Grupo de ciberespionagem associado a ataques contra organizações russas passa a utilizar novo trojan de acesso remoto, ampliando sua capacidade de controlar máquinas comprometidas e executar ações dentro dos ambientes infectados.

O grupo de ameaças conhecido como Core Werewolf passou a incorporar o malware CoreRAT às suas operações, utilizando a ferramenta para obter controle remoto sobre computadores Windows comprometidos.

Também rastreado como Awaken Likho e PseudoGamaredon, o grupo está ativo pelo menos desde 2021 e já foi relacionado a campanhas contra órgãos governamentais, empresas industriais e setores ligados à defesa e infraestrutura crítica.

CoreRAT amplia capacidade dos invasores

Um RAT (Remote Access Trojan) funciona como uma porta de acesso ao computador da vítima.
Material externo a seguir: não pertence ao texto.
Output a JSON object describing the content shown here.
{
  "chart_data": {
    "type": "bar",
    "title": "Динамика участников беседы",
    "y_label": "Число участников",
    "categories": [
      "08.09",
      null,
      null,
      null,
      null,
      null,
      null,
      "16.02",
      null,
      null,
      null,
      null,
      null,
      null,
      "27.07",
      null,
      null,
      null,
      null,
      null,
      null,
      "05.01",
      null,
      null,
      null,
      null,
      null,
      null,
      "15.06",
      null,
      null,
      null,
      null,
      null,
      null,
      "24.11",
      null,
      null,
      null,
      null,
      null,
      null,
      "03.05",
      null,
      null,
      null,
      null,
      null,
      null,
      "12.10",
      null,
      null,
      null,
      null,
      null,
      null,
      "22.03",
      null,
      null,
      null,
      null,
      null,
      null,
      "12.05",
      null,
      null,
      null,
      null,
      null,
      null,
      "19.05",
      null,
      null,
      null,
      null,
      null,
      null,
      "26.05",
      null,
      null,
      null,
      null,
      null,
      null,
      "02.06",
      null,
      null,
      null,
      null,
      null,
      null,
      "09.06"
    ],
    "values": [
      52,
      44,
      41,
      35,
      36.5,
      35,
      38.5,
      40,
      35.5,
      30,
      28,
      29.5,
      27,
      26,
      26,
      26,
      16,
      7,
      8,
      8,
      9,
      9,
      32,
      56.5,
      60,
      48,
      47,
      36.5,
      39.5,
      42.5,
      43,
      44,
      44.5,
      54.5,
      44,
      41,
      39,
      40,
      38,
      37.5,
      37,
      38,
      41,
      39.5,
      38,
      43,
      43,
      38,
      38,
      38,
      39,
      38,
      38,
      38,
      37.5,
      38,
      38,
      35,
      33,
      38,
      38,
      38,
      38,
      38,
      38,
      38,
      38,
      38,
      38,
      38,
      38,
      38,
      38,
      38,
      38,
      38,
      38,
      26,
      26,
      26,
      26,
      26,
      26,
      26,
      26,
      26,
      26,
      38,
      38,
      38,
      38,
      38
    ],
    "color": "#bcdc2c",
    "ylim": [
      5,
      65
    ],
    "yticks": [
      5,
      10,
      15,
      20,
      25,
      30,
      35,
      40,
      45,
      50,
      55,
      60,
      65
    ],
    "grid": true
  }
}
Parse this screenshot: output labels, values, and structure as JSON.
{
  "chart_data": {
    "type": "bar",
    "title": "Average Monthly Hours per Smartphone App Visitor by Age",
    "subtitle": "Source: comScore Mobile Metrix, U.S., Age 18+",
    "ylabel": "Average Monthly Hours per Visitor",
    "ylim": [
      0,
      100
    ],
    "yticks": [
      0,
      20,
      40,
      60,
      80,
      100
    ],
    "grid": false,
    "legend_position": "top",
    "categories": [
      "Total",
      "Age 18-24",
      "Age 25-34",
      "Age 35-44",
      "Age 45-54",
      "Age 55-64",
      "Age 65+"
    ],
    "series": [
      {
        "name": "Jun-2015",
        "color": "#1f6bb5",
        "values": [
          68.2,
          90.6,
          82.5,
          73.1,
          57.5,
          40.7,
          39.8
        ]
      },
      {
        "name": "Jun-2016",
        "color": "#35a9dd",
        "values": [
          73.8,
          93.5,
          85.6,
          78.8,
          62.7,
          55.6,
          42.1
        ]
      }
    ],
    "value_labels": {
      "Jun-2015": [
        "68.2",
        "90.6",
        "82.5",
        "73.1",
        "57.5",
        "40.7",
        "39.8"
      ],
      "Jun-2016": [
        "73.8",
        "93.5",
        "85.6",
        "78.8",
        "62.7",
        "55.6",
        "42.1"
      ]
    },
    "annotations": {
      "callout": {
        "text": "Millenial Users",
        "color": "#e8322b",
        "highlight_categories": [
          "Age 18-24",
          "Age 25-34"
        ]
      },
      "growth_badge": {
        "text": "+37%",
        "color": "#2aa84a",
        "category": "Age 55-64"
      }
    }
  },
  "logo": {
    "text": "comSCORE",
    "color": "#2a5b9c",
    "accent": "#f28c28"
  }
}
Depois da infecção, os operadores podem executar comandos remotamente e utilizar a máquina comprometida como ponto de apoio para novas etapas do ataque.

A adoção do CoreRAT indica uma evolução no arsenal do grupo, que historicamente também utiliza ferramentas legítimas de administração remota.

Em campanhas anteriores, pesquisadores observaram o Core Werewolf empregando UltraVNC e MeshCentral para manter acesso persistente aos computadores comprometidos.

Phishing é uma das principais portas de entrada

Operações anteriores atribuídas ao grupo utilizaram ataques de spear phishing com arquivos maliciosos disfarçados de documentos do Word ou PDF.

Um dos métodos consistia em utilizar extensões duplas, como .docx.exe e .pdf.exe, fazendo com que o arquivo parecesse um documento comum para usuários menos atentos.

Depois da execução, ferramentas de acesso remoto eram instaladas silenciosamente, permitindo aos invasores estabelecer comunicação com sua infraestrutura.

Grupo mira informações estratégicas

As operações associadas ao Core Werewolf possuem características de ciberespionagem. Entre os alvos já documentados aparecem órgãos governamentais russos, empresas industriais, uma base militar e uma instituição de pesquisa envolvida no desenvolvimento de armamentos.

O grupo também apresenta semelhanças operacionais com outras campanhas que imitam técnicas atribuídas ao Gamaredon, ator historicamente associado a operações contra organizações ucranianas.

A chegada do CoreRAT mostra como grupos de espionagem continuam modificando suas ferramentas para dificultar a detecção. Para organizações, o desafio não está apenas em identificar malware conhecido, mas em detectar comportamentos incomuns de acesso remoto, persistência e comunicação com servidores externos.